Do you have citrus planted in pots? Are you concerned that they are not getting enough nutrients or water?
I have grown citrus in pots since I first started food gardening in 2007, I have accumulated quite a few tips for growing citrus in pots. I have had quite successful crops over the years, and am not having too many problems.
Lindsay from the very informative blog, treadingmyownpath.com asked me via email about nutrients, pots types, and soil amendments.
I’d love your thought on fruit trees in containers. I moved two weeks ago and finally have a balcony, so have bought some fruit trees and pots to get it all started. Now my experience of growing is in the UK but now I live in Perth WA – two very different climates! So I’d like to hear what you did, please. Did you just drill holes in the pots, stick the trees in with some soil and pretty much leave them to it? Do you fertilise – if so how often?
I have a Eureka lemon and a Tahitian lime, and two half wine barrels to plant in, and I’ve bought some decent soil and manure. The guy at the shop reckons I should be adding something to the soil every 8 weeks but I don’t really have the budget or the space for a ton of soil amendments! So if you could tell me what you do and your yield (estimated if you don’t know) that would be helpful! Also, how do you find watering them in summer? Do you use retic or water by hand?
Sorry for such a long question! Any advice appreciated! : )\
Well Lindsay, thanks for your question.
Citrus trees grown in pots are pretty easy to look after. As you live in Perth, then probably best to keep them in the barrels as the soil is fairly sandy and doesn’t hold a lot of moisture. Similarly, here in Melton, I plant in pots because our soil is rock hard clay.

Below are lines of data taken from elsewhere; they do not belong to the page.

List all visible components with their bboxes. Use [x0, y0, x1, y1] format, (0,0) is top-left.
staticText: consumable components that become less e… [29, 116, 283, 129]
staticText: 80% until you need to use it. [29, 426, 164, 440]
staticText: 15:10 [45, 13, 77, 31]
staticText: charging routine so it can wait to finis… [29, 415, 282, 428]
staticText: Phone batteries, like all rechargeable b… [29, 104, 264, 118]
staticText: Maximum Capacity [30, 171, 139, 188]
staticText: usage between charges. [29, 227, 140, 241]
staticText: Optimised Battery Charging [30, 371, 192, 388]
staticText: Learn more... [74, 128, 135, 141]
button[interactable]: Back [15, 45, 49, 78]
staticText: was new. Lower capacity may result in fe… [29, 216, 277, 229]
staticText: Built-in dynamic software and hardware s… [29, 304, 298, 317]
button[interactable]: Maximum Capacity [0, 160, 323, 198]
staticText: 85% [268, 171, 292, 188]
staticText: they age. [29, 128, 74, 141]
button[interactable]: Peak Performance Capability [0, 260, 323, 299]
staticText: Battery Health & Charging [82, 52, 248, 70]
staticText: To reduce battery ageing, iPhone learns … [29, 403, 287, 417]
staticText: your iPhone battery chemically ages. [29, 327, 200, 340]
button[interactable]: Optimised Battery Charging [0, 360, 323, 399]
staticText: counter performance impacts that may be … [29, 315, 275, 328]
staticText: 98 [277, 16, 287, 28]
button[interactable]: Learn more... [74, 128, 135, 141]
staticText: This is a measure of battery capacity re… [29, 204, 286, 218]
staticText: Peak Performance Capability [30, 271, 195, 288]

I fertilise once every quarter (3 months) with a handful of blood and bone, and half a about a quarter of a cup of dolomite lime (for the calcium and magnesium), both scattered around the top of each pot. Then I water this in, and then add a thin layer of compost.
This keeps them fed for the three months. I kind of time it when they flower in spring, and fruit in late autumn.
Pots and Microclimates
The pots are about 48cm in diameter, and 55cm tall, which are glazed black. I figure that this keeps the root ball warm in winter and it is why I get such a great crop of lemonade, mandarins and limes. Four of the pots are located up against a wall running north and south, so it heats up during the day providing a sheltered and warmish microclimate for the citrus trees. The other four are around the swimming pool which provides heat in winter and additional reflected light.
These pots are fairly large with the soil coming about ¾ full (with the tree inside. This is so I can add the organic fertiliser and compost. There is also a hole in the bottom about 3cm in diameter. When I potted it up, I placed broken crock over the hole, added about 10cm of premium potting mix then placed the tree’s root ball on top. I then backfilled with more potting mix and watered in well.
I have four of the eight trees included in my irrigation system so this helps a lot during summer. However, I do find that I need to water at least once a day during the really hot weather (40°+) to keep them thriving. In winter, I water weekly to make sure they are moist.
Now here is a citrus secret that you won’t read everyday. I also add human urine to a 9 litre watering can (about 500 ml of wee), and give quarter of the watering can to each tree. On a good day, manage to get around to all 8 trees. They love the extra nitrogen and acidity of this liquid neutralises the alkalinity of the dolomite lime. I do this once a month.
If you ever have a problem with yellow leaves with green veins through the leaf especially on new growth, but the soil is moist, the tree has an iron deficiency. The soil is too alkaline and the tree cannot take up iron from the soil. You need to add iron chelate, or do what I do and place rusty nails in each pot. These also add iron to the soil over time. I don’t normally get this issue due to watering with the wee solution each month.
Look carefully for mottling on the leaves of plants because this is an indication of magnesium deficiency, which is really common in Australia. The easiest solution is to get some Epsom salts (Magnesium sulfate). Take half a litre of water, and put in half a teaspoon of Epsom salts, then shake and stir. Either water it on plants or you can foliar spray it. The mottling will go after a week or two.
Another issue to look for is yellowing of the leaves. Yellowing does occur naturally in winter, however if you see it in summer then it is a potassium deficiency. When you buy the blood and bone make sure it has added potassium (potash) and you shouldn’t get this problem. However, if you do see it, correct it with adding soluble potash; use half a teaspoonful in 4.5 litres of water, stir that thoroughly and apply it at the roots. Do this every two weeks until the leaves regain their colour.
After about 3 years of loving care you should see fruit appear in abundance. If fruit tries to set in the first two years, I would highly recommend knocking it off just after it has set. The tree needs to grow strong before it can handle the task of growing fruit and is usually able to handle a full crop of delicious fruit after about 3 years of growth.
I do keep our trees under 2.5 metres with light pruning after the harvest.
Depending on the tree, I usually get more fruit than I can eat and find that we even give some away after a few weeks.
Hopefully this post has answered all the questions, and now all readers who live in temperate climates will be able to grow this fantastic source of vitamin C.